2. Read the text. Are the sentences true (T), false (F), or not given (NG)?

Still life

The other day, I was walking through the city when a silver statue caught eyes. It was a statue of a man in a suit looking into the distance. I wondered why so many people were standing there looking at it. Suddenly it turned its head and looked right at me before tapping me on the shoulder with its umbrella. I jumped and laughed. It was, of course, a living statue – and it had scared the life out of me!

Living statues are street performers who make their money by dressing up to look as if they’re made of stone, metal, glass or wood. They stand still for long periods of time, moving now and then to remind people that they are actually real people. It’s an artistic tradition that started more than five hundred years ago, when groups of actors started performing tableaux vivants. These were still and silent groups of people in costumes who were arranged to represent a particular scene or event.

Nowadays, most living statues work alone. Matt Walters has been working as a living statue for over 25 years. He usually dresses as a chimney sweep, covered from head to toe in very dark grey paint. He does all his make-up himself. ‘Covering self in paint and using the right stuff to get it all off again afterwards costs me about £10 a day,’ he says, but he won’t tell me how much he earns as a living statue when I ask him.

I hope it’s a lot. Working as a human statue is a demanding job. Passers-by can be rude, and living statues are regularly pushed or even attacked by members of the public. Standing still for long periods of time isn’t easy and it can cause health problems. Walters is helped by the fact that he’s a marathon runner. He can drop his heart rate down to just 28 beats per minute, so people don’t see him breathe.

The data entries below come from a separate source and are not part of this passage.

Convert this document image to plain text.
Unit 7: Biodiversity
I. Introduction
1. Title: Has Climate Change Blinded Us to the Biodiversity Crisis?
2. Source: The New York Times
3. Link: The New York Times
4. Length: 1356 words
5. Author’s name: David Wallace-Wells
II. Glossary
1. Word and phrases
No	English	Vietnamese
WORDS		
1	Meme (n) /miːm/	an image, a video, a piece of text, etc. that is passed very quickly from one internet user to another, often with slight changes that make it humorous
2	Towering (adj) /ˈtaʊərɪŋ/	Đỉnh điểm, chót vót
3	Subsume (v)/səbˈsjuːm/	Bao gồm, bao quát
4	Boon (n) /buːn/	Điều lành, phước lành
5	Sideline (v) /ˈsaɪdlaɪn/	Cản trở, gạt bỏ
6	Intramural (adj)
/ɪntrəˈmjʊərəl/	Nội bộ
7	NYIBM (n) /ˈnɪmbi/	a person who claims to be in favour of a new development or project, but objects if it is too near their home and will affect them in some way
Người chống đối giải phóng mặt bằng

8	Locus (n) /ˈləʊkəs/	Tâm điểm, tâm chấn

Living statues have a lot of fun too. Chris Clarkson performs as a Greek statue who has a fountain of water. ‘One day, I could see two children who wanted me to splash them,’ he says. ‘So I did, and the audience loved it. I got a lot of money. Then their dad came to collect them, so I decided to get him too. It turned out not to be their dad – but a police officer! Luckily, he had a good sense of humour.’

1) The silver man with an umbrella was the first living statue the writer had ever seen.

2) The only reason that living statues move is because they get so uncomfortable.

3) A make-up artist covers Matt in paint.

4) The writer asked Matt Walters how much money he makes as a living statue.

5) People don’t always treat living statues kindly.

6) Matt Walters has trained as an actor.

7) He can control how fast he breathes.

8) The police officer was angry when Chris Clarkson threw water at him.